The last seven days, an especially busy period for me, featured one Supreme Court opinion and two published Appellate Division decisions. Here are summaries of those rulings:
M.A. v. J.H.M., ___ N.J. ___ (2025). Justice Noriega’s opinion for a unanimous Court stated the question in this case as follows: “whether a defendant in a Prevention of Domestic Violence Act (PDVA) final restraining order (FRO) hearing may invoke the privilege against self-incrimination and, if so, whether the court may draw an adverse inference from his silence.” The trial court held that defendant could not invoke the privilege and that any refusal to testify would result in an adverse inference. Defendant sought leave to appeal, the Appellate Division denied it, but the Supreme Court granted leave, reversed, and remanded for further proceedings.
Justice Noriega said that “[i]n the unique setting of an FRO hearing, the traditional civil-criminal dichotomy must yield to the realities presented. Although housed in the Civil Part, FRO hearings involve a search for evidence of criminal conduct. Accordingly, the protections of the Fifth Amendment must be meaningfully applied in the FRO context.”

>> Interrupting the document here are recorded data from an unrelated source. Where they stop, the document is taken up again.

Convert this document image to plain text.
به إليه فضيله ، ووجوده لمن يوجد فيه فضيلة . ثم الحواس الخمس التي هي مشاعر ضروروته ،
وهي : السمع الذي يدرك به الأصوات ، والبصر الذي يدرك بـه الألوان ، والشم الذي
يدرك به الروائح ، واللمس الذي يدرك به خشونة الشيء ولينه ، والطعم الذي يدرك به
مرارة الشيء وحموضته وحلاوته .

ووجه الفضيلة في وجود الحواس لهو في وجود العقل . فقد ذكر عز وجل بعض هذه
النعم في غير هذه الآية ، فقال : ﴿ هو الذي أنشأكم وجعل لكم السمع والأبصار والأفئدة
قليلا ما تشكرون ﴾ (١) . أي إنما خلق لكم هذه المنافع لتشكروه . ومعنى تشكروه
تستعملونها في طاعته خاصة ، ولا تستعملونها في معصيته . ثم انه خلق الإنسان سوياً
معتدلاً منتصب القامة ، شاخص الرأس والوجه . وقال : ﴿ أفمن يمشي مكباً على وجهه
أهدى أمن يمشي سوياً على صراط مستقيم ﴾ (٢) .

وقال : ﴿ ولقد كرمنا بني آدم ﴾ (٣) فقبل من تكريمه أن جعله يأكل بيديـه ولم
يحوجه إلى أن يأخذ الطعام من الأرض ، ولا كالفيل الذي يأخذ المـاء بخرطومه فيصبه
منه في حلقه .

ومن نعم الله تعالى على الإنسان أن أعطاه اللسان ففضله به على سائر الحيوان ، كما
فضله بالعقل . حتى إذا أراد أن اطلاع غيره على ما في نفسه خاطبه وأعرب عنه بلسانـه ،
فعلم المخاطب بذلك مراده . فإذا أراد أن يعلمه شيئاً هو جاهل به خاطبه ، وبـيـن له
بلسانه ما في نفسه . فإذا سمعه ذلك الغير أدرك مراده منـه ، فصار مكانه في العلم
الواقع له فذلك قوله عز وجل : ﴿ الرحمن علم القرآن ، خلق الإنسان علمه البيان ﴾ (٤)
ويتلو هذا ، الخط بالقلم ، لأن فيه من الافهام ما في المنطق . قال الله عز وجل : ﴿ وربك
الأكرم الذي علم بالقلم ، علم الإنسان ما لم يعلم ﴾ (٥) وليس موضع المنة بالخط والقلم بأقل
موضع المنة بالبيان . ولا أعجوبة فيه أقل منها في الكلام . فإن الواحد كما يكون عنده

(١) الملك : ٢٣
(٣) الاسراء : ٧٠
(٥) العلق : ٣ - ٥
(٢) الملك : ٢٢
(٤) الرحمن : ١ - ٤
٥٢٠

But the Court declined to “permit a defendant to invoke a blanket privilege as to all testimony in a PDVA hearing. Instead, the privilege must be asserted on a question-by-question basis, and the defendant must have reasonable cause to apprehend danger from a direct answer.” On remand, the Court said, “if plaintiff chooses to call defendant to testify, the court is to conduct an analysis each time defendant invokes the privilege -- should he choose to do so -- to determine whether the question posed requires defendant to speak to a criminal matter. If so, the court must permit defendant to refuse to answer and must not draw an adverse inference from that choice.”

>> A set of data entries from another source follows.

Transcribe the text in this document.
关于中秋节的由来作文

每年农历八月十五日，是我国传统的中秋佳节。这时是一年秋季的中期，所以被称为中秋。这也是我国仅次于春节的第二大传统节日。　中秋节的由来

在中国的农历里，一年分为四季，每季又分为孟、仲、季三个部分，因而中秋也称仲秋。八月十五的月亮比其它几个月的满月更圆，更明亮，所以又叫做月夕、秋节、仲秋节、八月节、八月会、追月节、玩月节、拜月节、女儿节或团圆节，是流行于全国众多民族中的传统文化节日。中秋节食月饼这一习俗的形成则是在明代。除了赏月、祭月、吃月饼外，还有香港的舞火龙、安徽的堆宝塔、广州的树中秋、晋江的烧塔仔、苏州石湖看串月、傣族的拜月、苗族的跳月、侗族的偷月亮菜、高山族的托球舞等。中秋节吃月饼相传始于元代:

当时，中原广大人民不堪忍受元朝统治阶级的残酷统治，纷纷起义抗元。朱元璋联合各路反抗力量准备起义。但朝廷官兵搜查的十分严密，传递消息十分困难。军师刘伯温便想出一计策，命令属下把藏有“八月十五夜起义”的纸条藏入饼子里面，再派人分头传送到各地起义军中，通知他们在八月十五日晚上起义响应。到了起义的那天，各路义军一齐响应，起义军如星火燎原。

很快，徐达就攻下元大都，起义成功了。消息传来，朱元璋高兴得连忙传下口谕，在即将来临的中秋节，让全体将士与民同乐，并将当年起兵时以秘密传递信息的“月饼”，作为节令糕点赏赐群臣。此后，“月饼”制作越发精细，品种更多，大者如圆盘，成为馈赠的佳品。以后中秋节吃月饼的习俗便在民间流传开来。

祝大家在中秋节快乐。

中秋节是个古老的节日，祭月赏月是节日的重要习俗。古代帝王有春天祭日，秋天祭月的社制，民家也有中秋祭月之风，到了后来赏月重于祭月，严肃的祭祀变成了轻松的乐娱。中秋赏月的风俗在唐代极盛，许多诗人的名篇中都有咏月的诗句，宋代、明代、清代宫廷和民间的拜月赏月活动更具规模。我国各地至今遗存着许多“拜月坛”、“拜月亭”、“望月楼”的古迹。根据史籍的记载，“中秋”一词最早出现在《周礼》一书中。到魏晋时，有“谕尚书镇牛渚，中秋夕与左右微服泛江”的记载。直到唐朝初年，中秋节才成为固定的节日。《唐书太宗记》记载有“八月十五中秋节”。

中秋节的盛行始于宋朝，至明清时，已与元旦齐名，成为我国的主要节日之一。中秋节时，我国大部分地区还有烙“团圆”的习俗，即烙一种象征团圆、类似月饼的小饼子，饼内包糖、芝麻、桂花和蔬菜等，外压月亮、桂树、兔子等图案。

Graziadei v. Capital Health System, Inc., ___ N.J. Super. ___ (App. Div. 2025). Judge Paganelli wrote the panel’s opinion in this Law Against Discrimination (“LAD”) case. The matter came to the Appellate Division following the Law Division’s issuance of three orders holding that the court lacked subject matter jurisdiction over the case. That court said that plaintiff was required to bring her LAD claim before defendant Recovery and Monitoring Program of New Jersey (“RAMP”), to which she had been referred after a breathalyzer test showed her blood alcohol level to be over the legal limit as a result of alcohol consumption the previous night. The Law Division said that RAMP had exclusive jurisdiction and that plaintiff had to exhaust her remedies by filing any complaint with RAMP instead of a court.
After the breathalyzer incident, plaintiff was suspended from her managerial job with defendant Capital Health and had to comply with RAMP’s recovery procedures in order to return to that managerial position. Ultimately, however, plaintiff was told she would not be returning to that job. She filed an LAD suit in court, alleging that she suffered from alcoholism and had been discriminated against on that basis.
The panel reversed the Law Division’s ruling. The LAD itself states that “[a]ny person claiming to be aggrieved . . . may initiate suit in Superior Court . . . without first filing a complaint” in another venue. Plaintiff was not “required to pursue an appeal directly to the Appellate Division or exhaust administrative remedies in pursuit of LAD relief. Instead, she had the right to file a complaint in the Law Division, which she did.” And plaintiff did not waive her statutory right to sue by participating in RAMP or otherwise. The panel remanded the case for further proceedings.
Katz v. Keshet Starr, ___ N.J. Super. ___ (App. Div. 2025). This was an “Appellate Division Oral Argument of the Week” when it was argued on May 15, 2025. As discussed in that post, and to use Judge Mawla’s words in his opinion for the Appellate Division today, defendants “appeal[ed] from an April 4, 2024 order denying their motion to reopen this case to pursue their claim for counsel fees, costs, and expenses under the Uniform Public Expression Protection Act (UPEPA), N.J.S.A. 2A:53A-49, after plaintiff Allen J. Satz voluntarily dismissed his complaint against them.” The case implicated Rules 4:37-1(a), regarding dismissal, and 4:50-1(f), which addresses reopening of judgments.
Finding persuasive the decision on “a similar fact pattern” in Jacobson v. Clack, 309 A.3d 571 (D.C. 2024), Judge Mawla held that the UPEPA “does not confine the definition of whether a defendant has prevailed to those instances where there is court-ordered relief in their favor.” Rather, “[t]he plain language of the UPEPA convinces us the Legislature did not condition the ability to seek fees, costs, and expenses on a court-initiated dismissal of a SLAPP suit.” The Appellate Division reversed and remanded the case for further proceedings in which defendants could pursue their claims for fees, costs, and expenses.